The EU is considering blocking Americans from entering the bloc because the United States has not adequately controlled the spread of the virus, according to a report from the New York Times, which viewed two drafts of a list defining which travelers would be allowed and which would be barred.
Travelers from Russia and Brazil are among those who would be blocked from entering EU countries, according to the draft lists.

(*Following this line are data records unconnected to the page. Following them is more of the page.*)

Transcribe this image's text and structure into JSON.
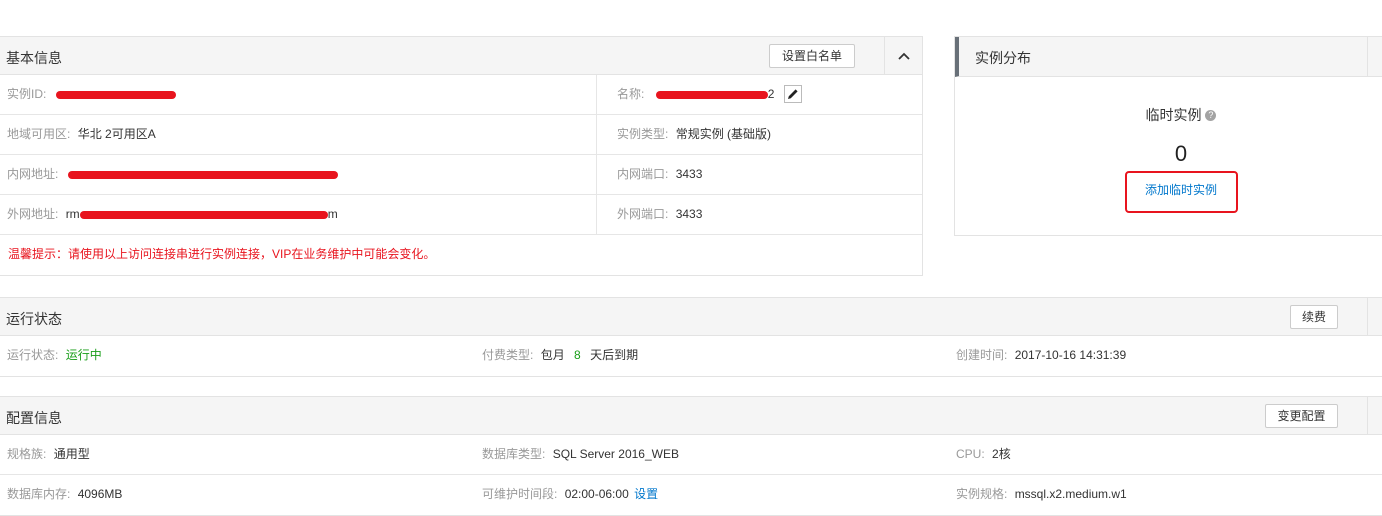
{
  "basic": {
    "title": "基本信息",
    "whitelist_button": "设置白名单",
    "collapse_icon": "chevron-up-icon",
    "instance_id_label": "实例ID:",
    "name_label": "名称:",
    "name_suffix": "2",
    "edit_icon": "pencil-icon",
    "region_label": "地域可用区:",
    "region_value": "华北 2可用区A",
    "type_label": "实例类型:",
    "type_value": "常规实例 (基础版)",
    "intranet_addr_label": "内网地址:",
    "intranet_port_label": "内网端口:",
    "intranet_port_value": "3433",
    "internet_addr_label": "外网地址:",
    "internet_addr_prefix": "rm",
    "internet_addr_suffix": "m",
    "internet_port_label": "外网端口:",
    "internet_port_value": "3433",
    "warning": "温馨提示：请使用以上访问连接串进行实例连接，VIP在业务维护中可能会变化。"
  },
  "distribution": {
    "title": "实例分布",
    "temp_label": "临时实例",
    "help_icon": "question-circle-icon",
    "temp_count": "0",
    "add_temp_link": "添加临时实例"
  },
  "status": {
    "title": "运行状态",
    "renew_button": "续费",
    "run_label": "运行状态:",
    "run_value": "运行中",
    "pay_label": "付费类型:",
    "pay_value": "包月",
    "pay_days": "8",
    "pay_suffix": "天后到期",
    "created_label": "创建时间:",
    "created_value": "2017-10-16 14:31:39"
  },
  "config": {
    "title": "配置信息",
    "change_button": "变更配置",
    "family_label": "规格族:",
    "family_value": "通用型",
    "db_type_label": "数据库类型:",
    "db_type_value": "SQL Server 2016_WEB",
    "cpu_label": "CPU:",
    "cpu_value": "2核",
    "memory_label": "数据库内存:",
    "memory_value": "4096MB",
    "maint_label": "可维护时间段:",
    "maint_value": "02:00-06:00",
    "maint_link": "设置",
    "spec_label": "实例规格:",
    "spec_value": "mssql.x2.medium.w1"
  },
  "colors": {
    "accent_link": "#0077cc",
    "running_green": "#1a9e1a",
    "warning_red": "#e8141e",
    "highlight_box": "#e8141e"
  }
}
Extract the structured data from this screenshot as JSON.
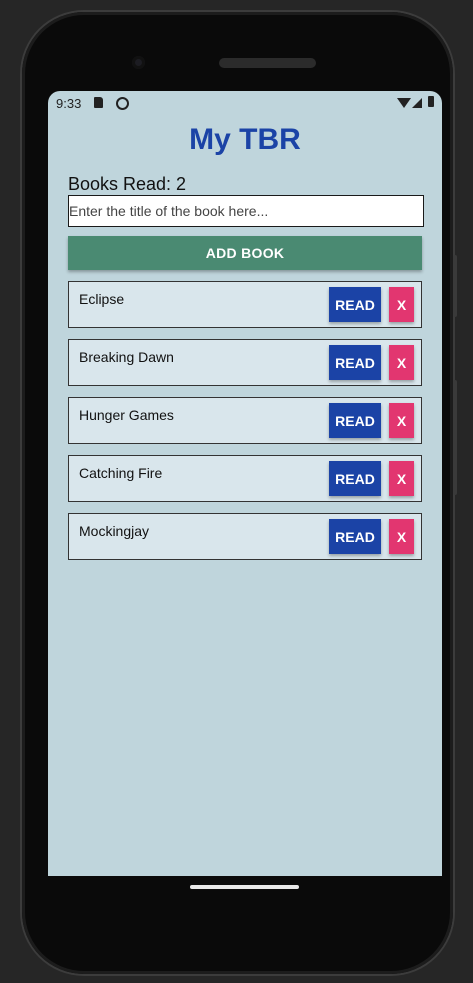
{
  "status_bar": {
    "time": "9:33"
  },
  "app": {
    "title": "My TBR",
    "books_read_label": "Books Read: 2",
    "input_placeholder": "Enter the title of the book here...",
    "add_button_label": "ADD BOOK"
  },
  "books": [
    {
      "title": "Eclipse",
      "read_label": "READ",
      "remove_label": "X"
    },
    {
      "title": "Breaking Dawn",
      "read_label": "READ",
      "remove_label": "X"
    },
    {
      "title": "Hunger Games",
      "read_label": "READ",
      "remove_label": "X"
    },
    {
      "title": "Catching Fire",
      "read_label": "READ",
      "remove_label": "X"
    },
    {
      "title": "Mockingjay",
      "read_label": "READ",
      "remove_label": "X"
    }
  ],
  "colors": {
    "background": "#bfd5dc",
    "title": "#1b43a6",
    "add_button": "#4a8a72",
    "read_button": "#1b43a6",
    "remove_button": "#e23670",
    "row_background": "#d9e6ec"
  },
  "icons": [
    "sd-card-icon",
    "sync-icon",
    "wifi-icon",
    "signal-icon",
    "battery-icon"
  ]
}
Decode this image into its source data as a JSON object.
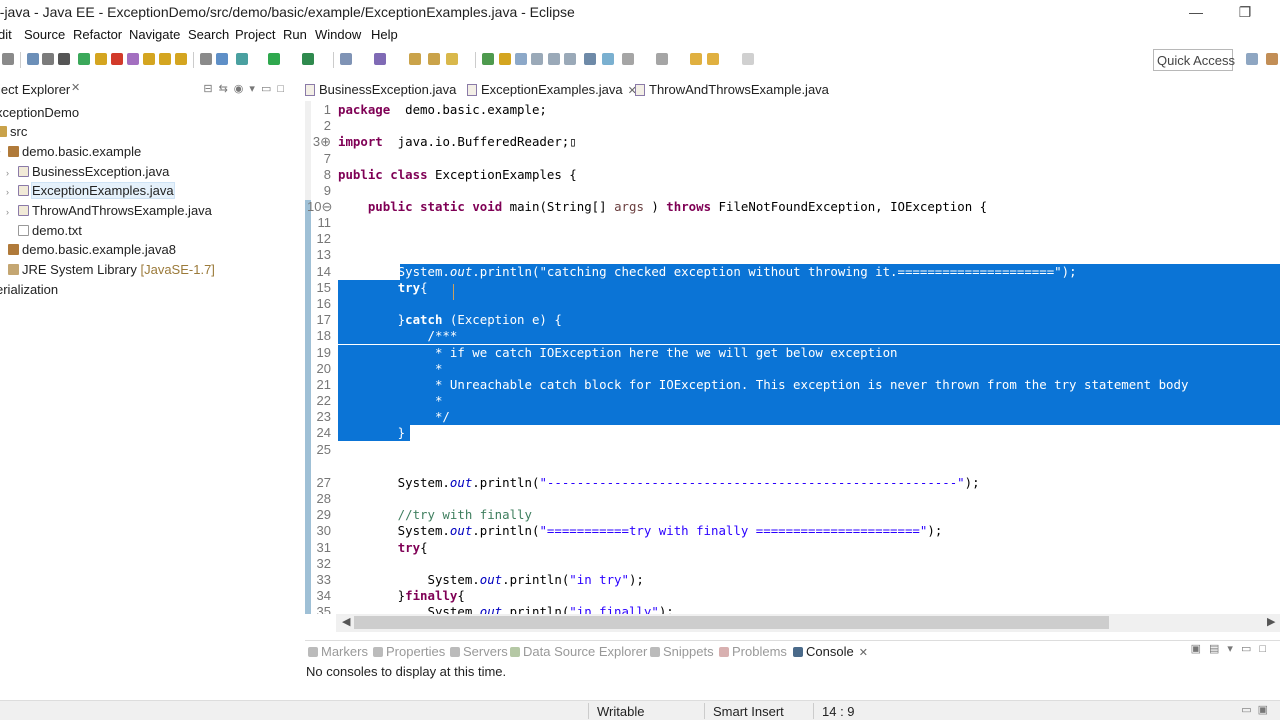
{
  "window": {
    "title": "e-java - Java EE - ExceptionDemo/src/demo/basic/example/ExceptionExamples.java - Eclipse",
    "minimize_glyph": "—",
    "restore_glyph": "❐"
  },
  "menu": [
    "dit",
    "Source",
    "Refactor",
    "Navigate",
    "Search",
    "Project",
    "Run",
    "Window",
    "Help"
  ],
  "toolbar": {
    "quick_access": "Quick Access"
  },
  "explorer": {
    "title": "ject Explorer",
    "close_glyph": "✕",
    "tree": [
      {
        "label": "xceptionDemo",
        "suffix": ""
      },
      {
        "label": "src",
        "suffix": ""
      },
      {
        "label": "demo.basic.example",
        "suffix": ""
      },
      {
        "label": "BusinessException.java",
        "suffix": ""
      },
      {
        "label": "ExceptionExamples.java",
        "suffix": ""
      },
      {
        "label": "ThrowAndThrowsExample.java",
        "suffix": ""
      },
      {
        "label": "demo.txt",
        "suffix": ""
      },
      {
        "label": "demo.basic.example.java8",
        "suffix": ""
      },
      {
        "label": "JRE System Library ",
        "suffix": "[JavaSE-1.7]"
      },
      {
        "label": "erialization",
        "suffix": ""
      }
    ]
  },
  "editor": {
    "tabs": [
      {
        "label": "BusinessException.java",
        "active": false
      },
      {
        "label": "ExceptionExamples.java",
        "active": true
      },
      {
        "label": "ThrowAndThrowsExample.java",
        "active": false
      }
    ],
    "tab_close_glyph": "✕",
    "lines": [
      {
        "n": "1",
        "segs": [
          [
            "kw",
            "package"
          ],
          [
            "",
            "  demo.basic.example;"
          ]
        ]
      },
      {
        "n": "2",
        "segs": []
      },
      {
        "n": "3⊕",
        "segs": [
          [
            "kw",
            "import"
          ],
          [
            "",
            "  java.io.BufferedReader;▯"
          ]
        ]
      },
      {
        "n": "7",
        "segs": []
      },
      {
        "n": "8",
        "segs": [
          [
            "kw",
            "public"
          ],
          [
            "",
            " "
          ],
          [
            "kw",
            "class"
          ],
          [
            "",
            " ExceptionExamples {"
          ]
        ]
      },
      {
        "n": "9",
        "segs": []
      },
      {
        "n": "10⊖",
        "segs": [
          [
            "",
            "    "
          ],
          [
            "kw",
            "public"
          ],
          [
            "",
            " "
          ],
          [
            "kw",
            "static"
          ],
          [
            "",
            " "
          ],
          [
            "kw",
            "void"
          ],
          [
            "",
            " main(String[] "
          ],
          [
            "arg",
            "args"
          ],
          [
            "",
            " ) "
          ],
          [
            "kw",
            "throws"
          ],
          [
            "",
            " FileNotFoundException, IOException {"
          ]
        ]
      },
      {
        "n": "11",
        "segs": []
      },
      {
        "n": "12",
        "segs": []
      },
      {
        "n": "13",
        "segs": []
      },
      {
        "n": "14",
        "segs": [
          [
            "",
            "        System."
          ],
          [
            "fld",
            "out"
          ],
          [
            "",
            ".println("
          ],
          [
            "str",
            "\"catching checked exception without throwing it.=====================\""
          ],
          [
            "",
            ");"
          ]
        ]
      },
      {
        "n": "15",
        "segs": [
          [
            "",
            "        "
          ],
          [
            "kw",
            "try"
          ],
          [
            "",
            "{"
          ]
        ]
      },
      {
        "n": "16",
        "segs": []
      },
      {
        "n": "17",
        "segs": [
          [
            "",
            "        }"
          ],
          [
            "kw",
            "catch"
          ],
          [
            "",
            " (Exception e) {"
          ]
        ]
      },
      {
        "n": "18",
        "segs": [
          [
            "jdoc",
            "            /***"
          ]
        ]
      },
      {
        "n": "19",
        "segs": [
          [
            "jdoc",
            "             * if we catch IOException here the we will get below exception"
          ]
        ]
      },
      {
        "n": "20",
        "segs": [
          [
            "jdoc",
            "             *"
          ]
        ]
      },
      {
        "n": "21",
        "segs": [
          [
            "jdoc",
            "             * Unreachable catch block for IOException. This exception is never thrown from the try statement body"
          ]
        ]
      },
      {
        "n": "22",
        "segs": [
          [
            "jdoc",
            "             *"
          ]
        ]
      },
      {
        "n": "23",
        "segs": [
          [
            "jdoc",
            "             */"
          ]
        ]
      },
      {
        "n": "24",
        "segs": [
          [
            "",
            "        }"
          ]
        ]
      },
      {
        "n": "25",
        "segs": []
      },
      {
        "n": "27",
        "segs": [
          [
            "",
            "        System."
          ],
          [
            "fld",
            "out"
          ],
          [
            "",
            ".println("
          ],
          [
            "str",
            "\"-------------------------------------------------------\""
          ],
          [
            "",
            ");"
          ]
        ]
      },
      {
        "n": "28",
        "segs": []
      },
      {
        "n": "29",
        "segs": [
          [
            "cmt",
            "        //try with finally"
          ]
        ]
      },
      {
        "n": "30",
        "segs": [
          [
            "",
            "        System."
          ],
          [
            "fld",
            "out"
          ],
          [
            "",
            ".println("
          ],
          [
            "str",
            "\"===========try with finally ======================\""
          ],
          [
            "",
            ");"
          ]
        ]
      },
      {
        "n": "31",
        "segs": [
          [
            "",
            "        "
          ],
          [
            "kw",
            "try"
          ],
          [
            "",
            "{"
          ]
        ]
      },
      {
        "n": "32",
        "segs": []
      },
      {
        "n": "33",
        "segs": [
          [
            "",
            "            System."
          ],
          [
            "fld",
            "out"
          ],
          [
            "",
            ".println("
          ],
          [
            "str",
            "\"in try\""
          ],
          [
            "",
            ");"
          ]
        ]
      },
      {
        "n": "34",
        "segs": [
          [
            "",
            "        }"
          ],
          [
            "kw",
            "finally"
          ],
          [
            "",
            "{"
          ]
        ]
      },
      {
        "n": "35",
        "segs": [
          [
            "",
            "            System."
          ],
          [
            "fld",
            "out"
          ],
          [
            "",
            ".println("
          ],
          [
            "str",
            "\"in finally\""
          ],
          [
            "",
            ");"
          ]
        ]
      }
    ]
  },
  "bottom_panel": {
    "tabs": [
      {
        "label": "Markers",
        "active": false
      },
      {
        "label": "Properties",
        "active": false
      },
      {
        "label": "Servers",
        "active": false
      },
      {
        "label": "Data Source Explorer",
        "active": false
      },
      {
        "label": "Snippets",
        "active": false
      },
      {
        "label": "Problems",
        "active": false
      },
      {
        "label": "Console",
        "active": true
      }
    ],
    "message": "No consoles to display at this time."
  },
  "status": {
    "writable": "Writable",
    "insert_mode": "Smart Insert",
    "position": "14 : 9"
  },
  "colors": {
    "selection": "#0b74d6",
    "keyword": "#7f0055",
    "string": "#2a00ff",
    "comment": "#3f7f5f",
    "javadoc": "#3f5fbf"
  }
}
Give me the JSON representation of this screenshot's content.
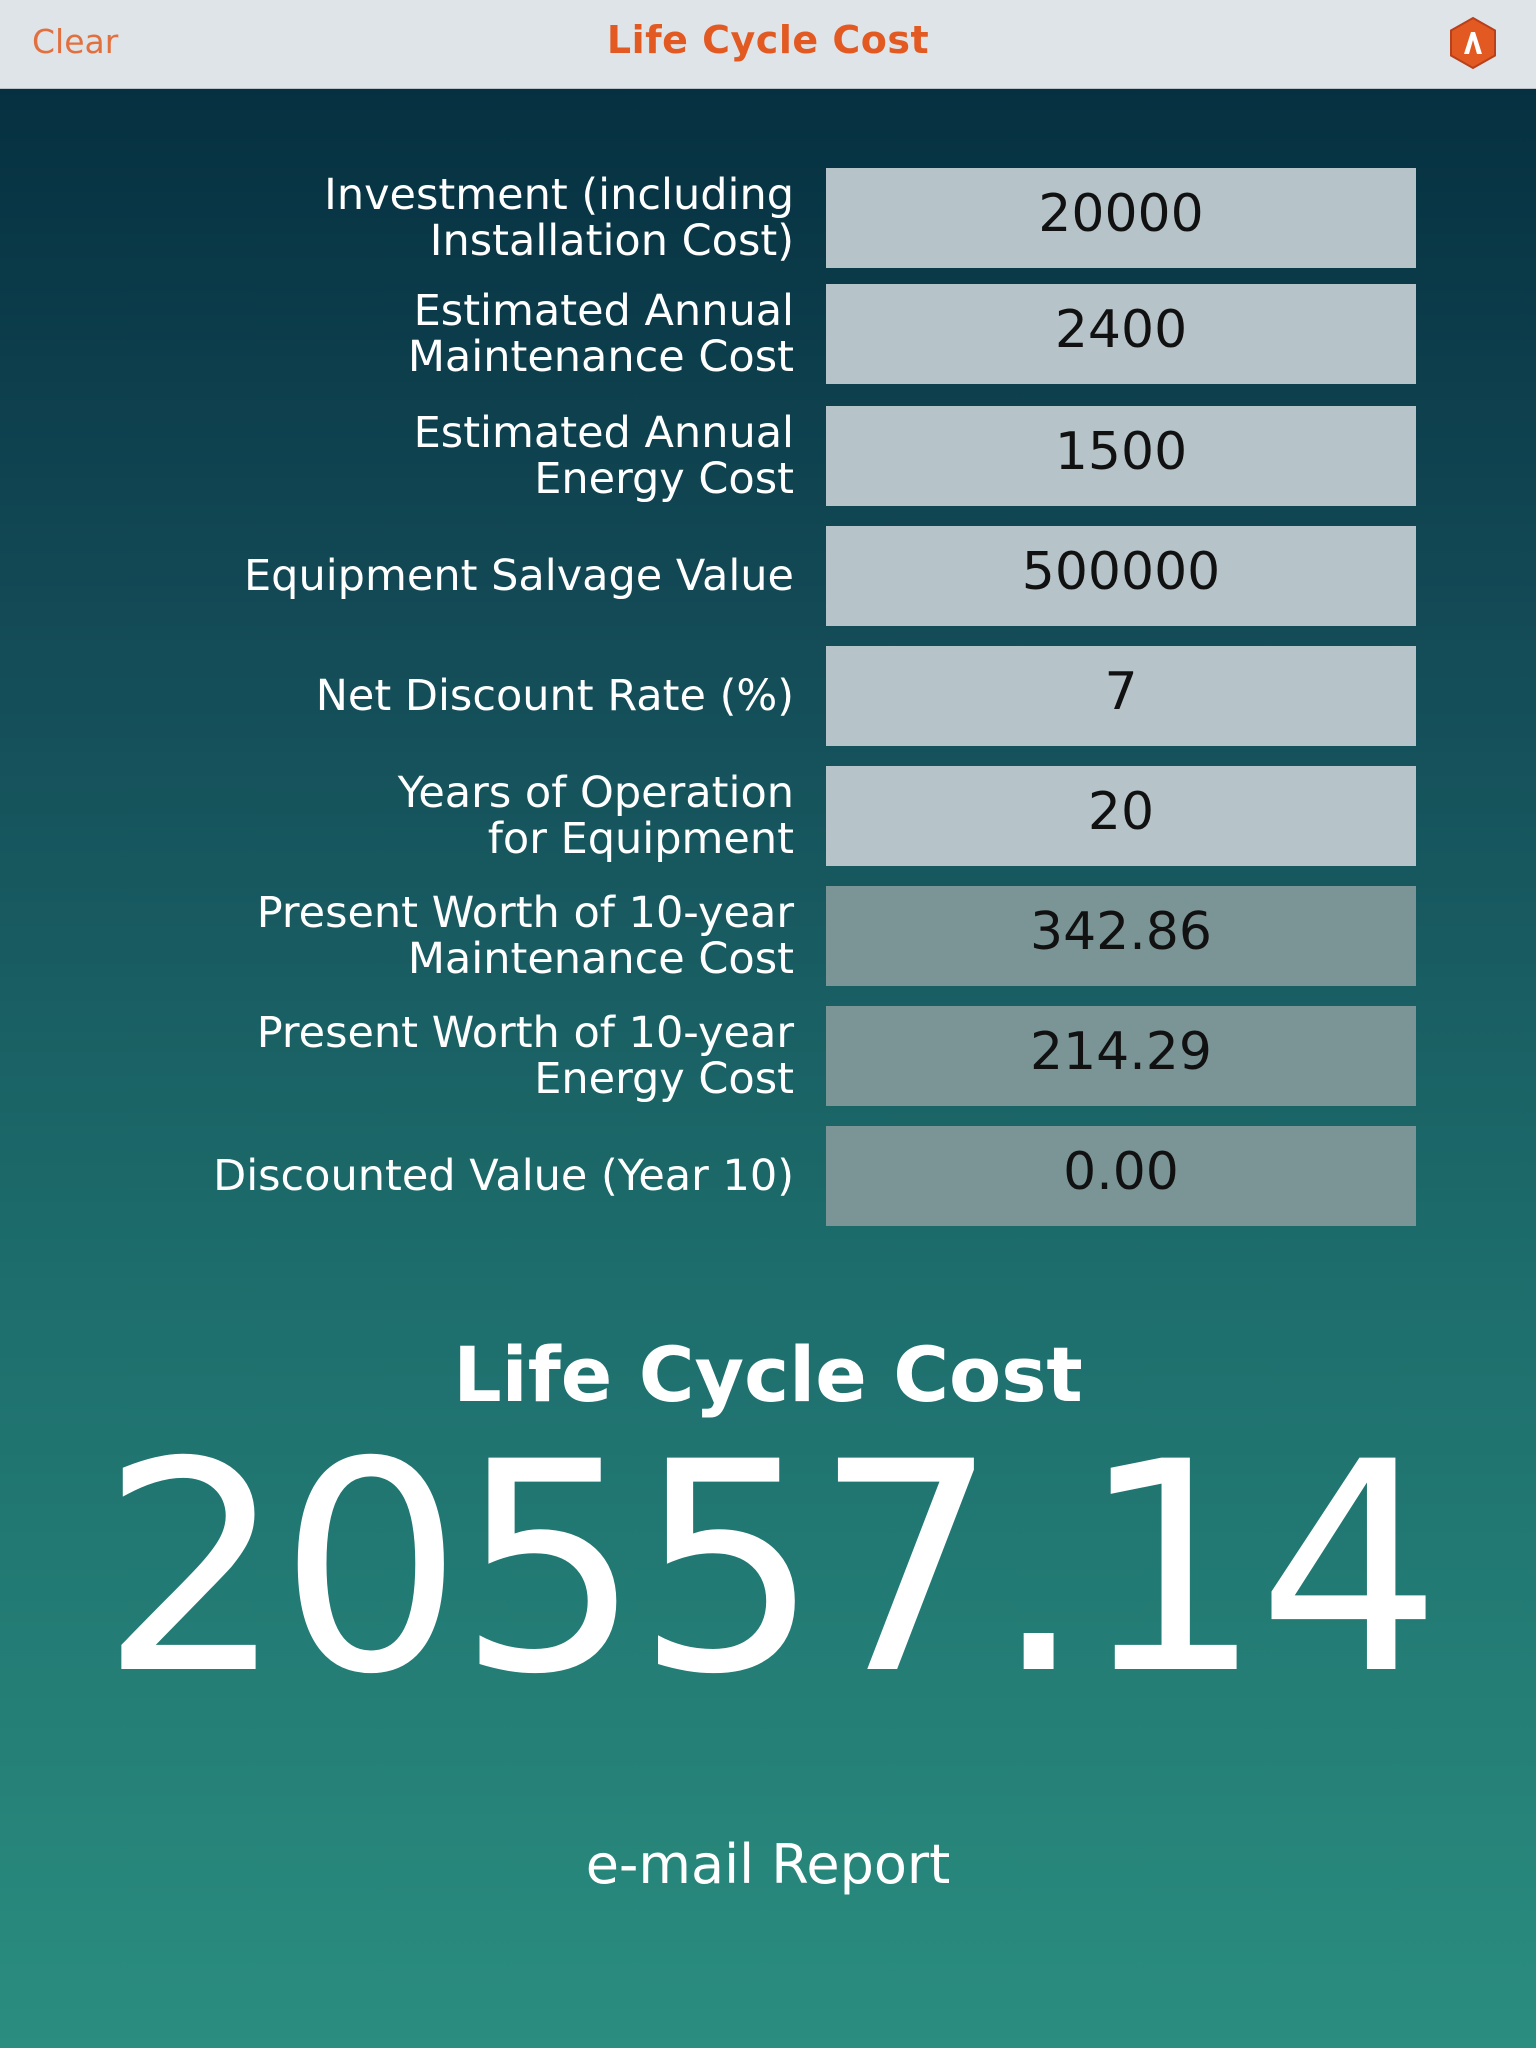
{
  "header": {
    "clear_label": "Clear",
    "title": "Life Cycle Cost",
    "logo_icon": "app-logo-icon",
    "accent_color": "#e25a22"
  },
  "fields": [
    {
      "label": "Investment (including\nInstallation Cost)",
      "value": "20000",
      "editable": true
    },
    {
      "label": "Estimated Annual\nMaintenance Cost",
      "value": "2400",
      "editable": true
    },
    {
      "label": "Estimated Annual\nEnergy Cost",
      "value": "1500",
      "editable": true
    },
    {
      "label": "Equipment Salvage Value",
      "value": "500000",
      "editable": true
    },
    {
      "label": "Net Discount Rate (%)",
      "value": "7",
      "editable": true
    },
    {
      "label": "Years of Operation\nfor Equipment",
      "value": "20",
      "editable": true
    },
    {
      "label": "Present Worth of 10-year\nMaintenance Cost",
      "value": "342.86",
      "editable": false
    },
    {
      "label": "Present Worth of 10-year\nEnergy Cost",
      "value": "214.29",
      "editable": false
    },
    {
      "label": "Discounted Value (Year 10)",
      "value": "0.00",
      "editable": false
    }
  ],
  "result": {
    "label": "Life Cycle Cost",
    "value": "20557.14"
  },
  "actions": {
    "email_label": "e-mail Report"
  }
}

The move would be a major blow to America's prestige and world image, despite claims from the Trump administration that the virus is under control. The US has had more than 2.3 million cases and 120,000 deaths, more than any other country.
In early March, the Trump administration barred European travelers from entering the US, citing outbreaks of the virus in northern Italy, Germany, and elsewhere in the European Union. However, the prohibition was never lifted even as Europe has largely contained the outbreak.
The European border closure, which came later in March, applied to visitors from most countries outside the bloc, not specifically Americans. However, the new ban, expected to be announced before the EU begins to reopen its borders on July 1, calls out several countries that have handled the virus poorly and seen increases in cases.
Countries identified as safe on the draft lists were selected based on several objective criteria, according to the Times report. The primary benchmark is the EU's average number of new infections per 100,000 people over the past two weeks. For the EU, that number is 16.
The US, on the other hand, has a comparable number of 107. Brazil's is 190, and Russia's is 80, according to the Times. The list would be revisited every two weeks based on new case counts.
Prohibiting Americans would have significant consequences for the EU. Millions of American tourists visit countries in the bloc each year. As travel demand begins to recover and Americans seek to travel abroad again, and as economies normally reliant on tourism seek to curb the fallout caused by the pandemic, the exclusion of a large and lucrative group of tourists would be damaging.
Similarly, European leisure travelers spend millions in the US each year. The US could leave its ban on Europeans in place as retaliation.
Business travelers often travel between the countries as well. However, corporate travel has been slower to recover after coming to a halt during the pandemic.
The finalized list will be presented next week, according to the Times, and the EU's member states will not be required to adopt it.
However, any country within the EU that does not adopt the list could see internal borders imposed or even closed, to prevent visitors from banned countries from crossing between member states.